Pinter's early career as a stage actor gave him a profound understanding of the theatre. However, his writing talents extended beyond the stage. His screenplays, such as The Servant (1963) and The French Lieutenant's Woman (1980), earned him critical acclaim. His voice was expressed in poetry, too, where his succinct wit was often employed to powerful political effect.
Pinter’s artistic genius was inseparable from his fierce sense of political justice. In 1948, during conscription, he refused to don the "s**t suit"(as he called the British Army uniform); as Michael Billington recounts in his fine biography of Pinter, only a combination of an unusually lenient magistrate and the willingness of his father to pay his court fines kept the young Pinter out of prison. An active anti-fascist since his youth, Pinter, who was Jewish, famously laid out a racist loudmouth who was spouting anti-Semitism in a London bar in the 1950s.
This political awareness and commitment would lead to Pinter becoming one of the most robust and scintillating spokespeople on the British left. This was particularly clear in his brilliantly expressed abhorrence of the imperialist wars in Iraq and Afghanistan and Israeli oppression of the Palestinians (Pinter was a founder member of Independent Jewish Voices, an organisation which challenges the assumption by Israel and its supporters that they speak for all Jews).
It was much to the chagrin of New Labour, and the entire British establishment, that Pinter received the Nobel Prize for Literature in 2005. His acceptance speech – which he had to record in London, due to ill-health – is a superb piece of prose, offering wonderful artistic insights and, in greatest measure, devastating and incisive political commentary. As so often, the chief target of his penetrating intelligence and dark satire was US imperialism, which, Pinter repeatedly reminded the world, was responsible for the greatest mass murder seen since the Nazi Holocaust.
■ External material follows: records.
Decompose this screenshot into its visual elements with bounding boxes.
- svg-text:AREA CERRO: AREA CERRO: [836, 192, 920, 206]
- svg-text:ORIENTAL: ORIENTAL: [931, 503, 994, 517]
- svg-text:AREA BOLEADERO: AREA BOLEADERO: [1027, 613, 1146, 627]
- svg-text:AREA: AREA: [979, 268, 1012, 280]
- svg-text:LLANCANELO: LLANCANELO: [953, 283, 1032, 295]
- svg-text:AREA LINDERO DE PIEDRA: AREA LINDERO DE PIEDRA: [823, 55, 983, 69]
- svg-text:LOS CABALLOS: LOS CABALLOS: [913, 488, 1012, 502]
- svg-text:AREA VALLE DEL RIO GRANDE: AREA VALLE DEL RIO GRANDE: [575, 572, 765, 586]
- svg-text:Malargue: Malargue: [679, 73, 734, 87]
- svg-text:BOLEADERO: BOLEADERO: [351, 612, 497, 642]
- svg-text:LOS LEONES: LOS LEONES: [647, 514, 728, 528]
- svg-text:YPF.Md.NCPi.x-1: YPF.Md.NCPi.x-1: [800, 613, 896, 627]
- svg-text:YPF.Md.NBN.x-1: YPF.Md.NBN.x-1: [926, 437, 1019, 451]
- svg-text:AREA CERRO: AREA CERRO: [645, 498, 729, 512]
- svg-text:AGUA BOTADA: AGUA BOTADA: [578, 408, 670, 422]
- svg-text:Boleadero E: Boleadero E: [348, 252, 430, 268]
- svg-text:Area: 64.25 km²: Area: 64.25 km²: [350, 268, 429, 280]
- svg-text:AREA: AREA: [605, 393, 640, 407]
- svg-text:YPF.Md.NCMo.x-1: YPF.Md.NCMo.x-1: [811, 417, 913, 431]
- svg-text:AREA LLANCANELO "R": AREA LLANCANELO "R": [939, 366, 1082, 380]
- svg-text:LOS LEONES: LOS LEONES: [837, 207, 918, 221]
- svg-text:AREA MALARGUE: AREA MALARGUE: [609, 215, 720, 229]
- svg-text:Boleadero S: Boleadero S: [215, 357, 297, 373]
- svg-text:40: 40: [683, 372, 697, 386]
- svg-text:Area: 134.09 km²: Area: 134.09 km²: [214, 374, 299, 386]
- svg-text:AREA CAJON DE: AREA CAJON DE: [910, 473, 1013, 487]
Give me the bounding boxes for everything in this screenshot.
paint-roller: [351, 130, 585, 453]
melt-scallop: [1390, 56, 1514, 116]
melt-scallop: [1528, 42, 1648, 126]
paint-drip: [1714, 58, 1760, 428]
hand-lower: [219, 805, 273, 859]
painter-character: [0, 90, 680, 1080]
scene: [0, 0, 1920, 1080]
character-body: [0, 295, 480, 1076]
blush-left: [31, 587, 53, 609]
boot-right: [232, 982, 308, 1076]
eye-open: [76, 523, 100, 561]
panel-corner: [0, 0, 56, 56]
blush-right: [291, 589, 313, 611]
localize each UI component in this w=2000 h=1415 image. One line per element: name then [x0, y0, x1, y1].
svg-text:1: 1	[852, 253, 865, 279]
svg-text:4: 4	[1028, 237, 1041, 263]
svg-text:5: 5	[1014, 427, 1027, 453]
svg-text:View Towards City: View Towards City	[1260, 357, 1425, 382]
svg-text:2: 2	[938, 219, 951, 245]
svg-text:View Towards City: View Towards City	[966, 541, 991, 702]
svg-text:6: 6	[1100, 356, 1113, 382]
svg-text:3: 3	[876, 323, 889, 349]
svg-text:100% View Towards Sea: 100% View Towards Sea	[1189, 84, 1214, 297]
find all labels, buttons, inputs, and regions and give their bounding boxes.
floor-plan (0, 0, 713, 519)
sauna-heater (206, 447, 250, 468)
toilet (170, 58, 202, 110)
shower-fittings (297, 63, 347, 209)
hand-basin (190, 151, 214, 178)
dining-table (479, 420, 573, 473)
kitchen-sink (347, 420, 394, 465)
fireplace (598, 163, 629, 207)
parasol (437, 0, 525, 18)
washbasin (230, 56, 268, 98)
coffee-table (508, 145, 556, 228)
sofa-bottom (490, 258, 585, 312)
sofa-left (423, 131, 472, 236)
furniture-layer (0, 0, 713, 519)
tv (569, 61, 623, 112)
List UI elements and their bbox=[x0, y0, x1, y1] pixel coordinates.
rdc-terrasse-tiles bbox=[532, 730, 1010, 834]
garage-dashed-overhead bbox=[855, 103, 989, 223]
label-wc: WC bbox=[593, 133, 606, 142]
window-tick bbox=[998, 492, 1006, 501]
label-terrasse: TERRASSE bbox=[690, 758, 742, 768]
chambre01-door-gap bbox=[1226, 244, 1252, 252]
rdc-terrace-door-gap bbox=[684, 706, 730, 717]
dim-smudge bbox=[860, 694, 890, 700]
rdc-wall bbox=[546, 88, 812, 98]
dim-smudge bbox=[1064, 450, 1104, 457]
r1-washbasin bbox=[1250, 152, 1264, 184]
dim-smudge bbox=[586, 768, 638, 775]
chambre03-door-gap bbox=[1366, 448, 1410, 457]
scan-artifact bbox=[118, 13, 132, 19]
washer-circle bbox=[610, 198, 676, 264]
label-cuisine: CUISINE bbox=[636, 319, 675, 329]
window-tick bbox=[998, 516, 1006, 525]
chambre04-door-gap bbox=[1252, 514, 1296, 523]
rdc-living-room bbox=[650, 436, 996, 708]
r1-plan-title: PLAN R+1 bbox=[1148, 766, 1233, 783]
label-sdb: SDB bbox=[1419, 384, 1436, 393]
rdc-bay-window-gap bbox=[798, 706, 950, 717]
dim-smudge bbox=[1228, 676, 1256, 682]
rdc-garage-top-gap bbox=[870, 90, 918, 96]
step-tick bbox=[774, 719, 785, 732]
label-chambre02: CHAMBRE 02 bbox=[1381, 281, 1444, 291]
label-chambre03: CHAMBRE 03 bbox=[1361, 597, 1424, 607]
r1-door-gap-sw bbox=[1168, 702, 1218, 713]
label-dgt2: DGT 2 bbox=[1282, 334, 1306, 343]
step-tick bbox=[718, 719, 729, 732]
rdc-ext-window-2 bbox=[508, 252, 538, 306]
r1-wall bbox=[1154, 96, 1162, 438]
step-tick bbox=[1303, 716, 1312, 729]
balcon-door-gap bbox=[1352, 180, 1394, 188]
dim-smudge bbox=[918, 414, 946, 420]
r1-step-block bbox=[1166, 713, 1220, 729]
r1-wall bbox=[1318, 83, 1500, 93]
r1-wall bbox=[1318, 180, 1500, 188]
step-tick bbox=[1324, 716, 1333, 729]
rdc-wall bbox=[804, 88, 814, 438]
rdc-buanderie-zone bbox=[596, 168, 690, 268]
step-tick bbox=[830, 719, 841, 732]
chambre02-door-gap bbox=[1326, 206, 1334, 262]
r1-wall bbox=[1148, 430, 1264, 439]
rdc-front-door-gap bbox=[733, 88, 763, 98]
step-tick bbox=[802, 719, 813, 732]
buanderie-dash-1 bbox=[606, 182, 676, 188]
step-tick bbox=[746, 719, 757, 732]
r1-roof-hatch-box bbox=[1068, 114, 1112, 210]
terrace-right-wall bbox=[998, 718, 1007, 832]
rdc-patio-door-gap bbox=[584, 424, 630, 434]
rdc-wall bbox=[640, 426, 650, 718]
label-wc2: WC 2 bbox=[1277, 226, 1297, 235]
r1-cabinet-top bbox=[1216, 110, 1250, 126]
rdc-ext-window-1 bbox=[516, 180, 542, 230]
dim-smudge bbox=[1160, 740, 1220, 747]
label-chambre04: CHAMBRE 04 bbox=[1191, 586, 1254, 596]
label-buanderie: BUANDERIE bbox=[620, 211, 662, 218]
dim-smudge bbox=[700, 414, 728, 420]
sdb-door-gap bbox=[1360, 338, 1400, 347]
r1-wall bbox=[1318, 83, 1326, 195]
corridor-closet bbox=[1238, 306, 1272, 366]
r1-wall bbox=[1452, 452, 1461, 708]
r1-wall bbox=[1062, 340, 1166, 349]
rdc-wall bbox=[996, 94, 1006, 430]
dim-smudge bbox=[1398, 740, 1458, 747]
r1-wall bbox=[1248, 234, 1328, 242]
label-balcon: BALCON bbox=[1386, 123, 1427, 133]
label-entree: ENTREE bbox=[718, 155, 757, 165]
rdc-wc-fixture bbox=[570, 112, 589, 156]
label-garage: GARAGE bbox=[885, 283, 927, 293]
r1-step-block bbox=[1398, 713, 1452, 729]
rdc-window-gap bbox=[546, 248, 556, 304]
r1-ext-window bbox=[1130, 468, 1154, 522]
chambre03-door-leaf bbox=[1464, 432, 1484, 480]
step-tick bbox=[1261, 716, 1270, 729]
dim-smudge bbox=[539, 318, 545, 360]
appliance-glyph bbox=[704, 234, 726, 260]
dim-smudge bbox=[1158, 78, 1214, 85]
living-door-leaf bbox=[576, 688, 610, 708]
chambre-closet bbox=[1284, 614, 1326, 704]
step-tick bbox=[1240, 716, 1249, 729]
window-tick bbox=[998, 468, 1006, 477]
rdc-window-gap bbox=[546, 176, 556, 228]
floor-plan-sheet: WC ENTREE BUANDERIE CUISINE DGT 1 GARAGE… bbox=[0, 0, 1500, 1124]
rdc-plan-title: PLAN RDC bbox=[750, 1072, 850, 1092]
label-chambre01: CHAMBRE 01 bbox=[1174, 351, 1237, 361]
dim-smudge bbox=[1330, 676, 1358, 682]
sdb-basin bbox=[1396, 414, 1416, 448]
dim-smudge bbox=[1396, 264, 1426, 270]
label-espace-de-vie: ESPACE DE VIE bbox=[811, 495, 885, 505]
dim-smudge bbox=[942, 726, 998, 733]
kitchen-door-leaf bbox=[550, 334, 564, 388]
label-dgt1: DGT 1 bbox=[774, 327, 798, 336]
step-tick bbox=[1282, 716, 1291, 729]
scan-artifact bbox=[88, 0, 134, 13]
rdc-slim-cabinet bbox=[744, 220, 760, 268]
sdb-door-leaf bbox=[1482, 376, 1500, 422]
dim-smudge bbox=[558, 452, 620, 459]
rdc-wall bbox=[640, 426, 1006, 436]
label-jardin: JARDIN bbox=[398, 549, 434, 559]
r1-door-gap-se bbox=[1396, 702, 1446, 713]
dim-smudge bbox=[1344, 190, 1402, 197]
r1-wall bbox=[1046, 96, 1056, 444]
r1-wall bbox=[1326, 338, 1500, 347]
It was my privilege and honour to know Harold Pinter. We met when he agreed to be interviewed by me for a newspaper article following the attacks in the US on September 11, 2001; an interview in which he warned against the impending disaster of the US/British invasion of Afghanistan. The signed copy of his plays Celebration and The Room which he gave me on that occasion remains my prized possession.
Pinter and I were in touch on a number of occasions after that. On each occasion, he exhibited the combination of generosity, intelligence and love for language that characterised both his art and his politics.
When his friend, the great American playwright, Arthur Miller died, Pinter said of him: "[H]e was a highly dignified and an extraordinarily formidable man, an independent man… He was so honest and a man of rare integrity in his writing." Words which apply equally to Harold Pinter himself.